Searching compressed files

If you need to search a set of log files in /var/log, some of which have been compressed with gzip as part of the logrotate procedure, it can be a pain to deflate them to check them for a specific string, particularly where you want to include the current log which isn’t compressed:

$ gzip -d log.1.gz log.2.gz log.3.gz
$ grep pattern log log.1 log.2 log.3

It turns out to be a little more elegant to use the -c switch for gzip to deflate the files in-place and write the content of the files to standard output, concatenating any uncompressed files you may also want to search in with cat:

$ gzip -dc log.*.gz | cat - log | grep pattern

This and similar operations with compressed files are common enough problems that short scripts in /bin on GNU/Linux systems exist, providing analogues to existing tools that can work with files in both a compressed and uncompressed state. In this case, the zgrep tool is of the most use to us:

$ zgrep pattern log*

Note that this search will also include the uncompressed log file and search it normally. The tools are for possibly compressed files, which makes them particularly well-suited to searching and manipulating logs in mixed compression states.

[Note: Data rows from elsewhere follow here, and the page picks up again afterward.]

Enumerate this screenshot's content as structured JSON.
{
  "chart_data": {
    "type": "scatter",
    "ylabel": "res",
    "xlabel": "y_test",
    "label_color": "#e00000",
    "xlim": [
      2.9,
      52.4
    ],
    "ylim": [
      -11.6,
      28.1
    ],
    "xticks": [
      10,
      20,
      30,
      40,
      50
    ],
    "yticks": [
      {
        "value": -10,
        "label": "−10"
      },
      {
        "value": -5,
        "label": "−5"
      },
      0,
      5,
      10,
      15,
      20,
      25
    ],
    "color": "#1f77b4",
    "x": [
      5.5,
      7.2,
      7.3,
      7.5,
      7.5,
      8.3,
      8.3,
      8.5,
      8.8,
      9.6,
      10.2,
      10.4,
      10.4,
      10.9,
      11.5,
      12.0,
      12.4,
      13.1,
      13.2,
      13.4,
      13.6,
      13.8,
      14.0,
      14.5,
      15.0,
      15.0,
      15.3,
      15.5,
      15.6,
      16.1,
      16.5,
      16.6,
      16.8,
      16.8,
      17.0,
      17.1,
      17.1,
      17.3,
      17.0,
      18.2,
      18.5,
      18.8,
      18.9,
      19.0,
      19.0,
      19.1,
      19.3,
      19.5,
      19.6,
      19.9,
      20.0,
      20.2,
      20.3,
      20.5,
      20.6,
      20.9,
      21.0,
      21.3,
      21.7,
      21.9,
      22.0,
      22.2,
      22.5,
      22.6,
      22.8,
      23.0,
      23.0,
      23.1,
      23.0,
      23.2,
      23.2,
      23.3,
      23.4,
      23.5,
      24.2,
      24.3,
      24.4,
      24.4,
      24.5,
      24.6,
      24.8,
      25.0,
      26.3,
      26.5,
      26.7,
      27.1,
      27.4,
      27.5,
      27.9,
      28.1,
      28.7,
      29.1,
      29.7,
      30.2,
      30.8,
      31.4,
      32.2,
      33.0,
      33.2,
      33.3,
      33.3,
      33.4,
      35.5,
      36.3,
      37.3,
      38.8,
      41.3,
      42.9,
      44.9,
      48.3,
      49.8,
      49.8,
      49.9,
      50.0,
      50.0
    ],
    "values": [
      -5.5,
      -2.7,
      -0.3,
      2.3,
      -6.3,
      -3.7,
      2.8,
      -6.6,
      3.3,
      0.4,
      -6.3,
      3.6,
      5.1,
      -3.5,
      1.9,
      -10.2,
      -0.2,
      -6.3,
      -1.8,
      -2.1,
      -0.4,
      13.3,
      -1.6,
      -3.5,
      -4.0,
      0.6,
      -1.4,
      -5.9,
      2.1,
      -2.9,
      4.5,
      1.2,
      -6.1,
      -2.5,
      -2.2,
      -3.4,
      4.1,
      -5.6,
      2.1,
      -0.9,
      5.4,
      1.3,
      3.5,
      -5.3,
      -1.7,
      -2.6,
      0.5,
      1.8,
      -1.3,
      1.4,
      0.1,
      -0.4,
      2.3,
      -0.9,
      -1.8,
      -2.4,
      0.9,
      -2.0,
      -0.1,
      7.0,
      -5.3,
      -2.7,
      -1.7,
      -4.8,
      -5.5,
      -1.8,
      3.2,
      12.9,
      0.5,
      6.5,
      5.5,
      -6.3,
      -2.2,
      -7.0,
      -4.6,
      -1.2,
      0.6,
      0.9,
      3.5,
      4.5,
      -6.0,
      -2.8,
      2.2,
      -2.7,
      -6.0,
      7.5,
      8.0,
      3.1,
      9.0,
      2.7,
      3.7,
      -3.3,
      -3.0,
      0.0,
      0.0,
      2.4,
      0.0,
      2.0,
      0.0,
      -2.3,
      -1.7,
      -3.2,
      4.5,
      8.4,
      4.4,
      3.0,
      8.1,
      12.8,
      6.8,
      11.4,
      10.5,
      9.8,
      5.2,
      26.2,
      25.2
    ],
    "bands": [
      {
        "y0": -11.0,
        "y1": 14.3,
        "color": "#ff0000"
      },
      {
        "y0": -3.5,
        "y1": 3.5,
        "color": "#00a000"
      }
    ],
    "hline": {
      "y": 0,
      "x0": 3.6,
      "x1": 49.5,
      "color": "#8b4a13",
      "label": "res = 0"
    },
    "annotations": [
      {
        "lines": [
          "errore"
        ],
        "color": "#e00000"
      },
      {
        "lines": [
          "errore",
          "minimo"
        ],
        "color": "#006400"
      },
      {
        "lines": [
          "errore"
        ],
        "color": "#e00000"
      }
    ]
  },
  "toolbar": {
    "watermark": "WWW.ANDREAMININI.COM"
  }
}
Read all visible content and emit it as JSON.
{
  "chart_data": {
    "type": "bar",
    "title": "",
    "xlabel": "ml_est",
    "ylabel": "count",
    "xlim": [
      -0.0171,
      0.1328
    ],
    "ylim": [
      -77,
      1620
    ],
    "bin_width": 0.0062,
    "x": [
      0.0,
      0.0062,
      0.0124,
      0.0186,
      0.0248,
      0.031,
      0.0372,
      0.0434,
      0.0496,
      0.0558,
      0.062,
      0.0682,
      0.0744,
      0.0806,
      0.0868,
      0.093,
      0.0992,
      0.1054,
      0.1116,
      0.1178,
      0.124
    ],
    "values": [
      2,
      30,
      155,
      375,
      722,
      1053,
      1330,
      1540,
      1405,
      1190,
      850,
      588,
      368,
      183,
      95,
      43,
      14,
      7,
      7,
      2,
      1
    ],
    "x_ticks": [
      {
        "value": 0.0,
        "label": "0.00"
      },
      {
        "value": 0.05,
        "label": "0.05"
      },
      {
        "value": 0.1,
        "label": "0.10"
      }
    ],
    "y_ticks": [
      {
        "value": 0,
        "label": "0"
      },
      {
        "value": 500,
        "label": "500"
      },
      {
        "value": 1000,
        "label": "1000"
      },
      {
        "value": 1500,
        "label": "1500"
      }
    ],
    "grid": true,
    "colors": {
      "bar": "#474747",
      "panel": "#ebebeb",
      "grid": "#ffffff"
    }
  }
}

It’s worth noting that most of these are actually reasonably simple shell scripts.

The complete list of tools, most of which do the same thing as their z-less equivalents, can be gleaned with a quick whatis call:

$ pwd
/bin
$ whatis z*
zcat (1)   - compress or expand files
zcmp (1)   - compare compressed files
zdiff (1)  - compare compressed files
zegrep (1) - search possibly compressed files for a regular expression
zfgrep (1) - search possibly compressed files for a regular expression
zforce (1) - force a '.gz' extension on all gzip files
zgrep (1)  - search possibly compressed files for a regular expression
zless (1)  - file perusal filter for crt viewing of compressed text
zmore (1)  - file perusal filter for crt viewing of compressed text
znew (1)   - recompress .Z files to .gz files

If you are dealing with files compressed with bzip, the analogous tools instead begin with “bz”.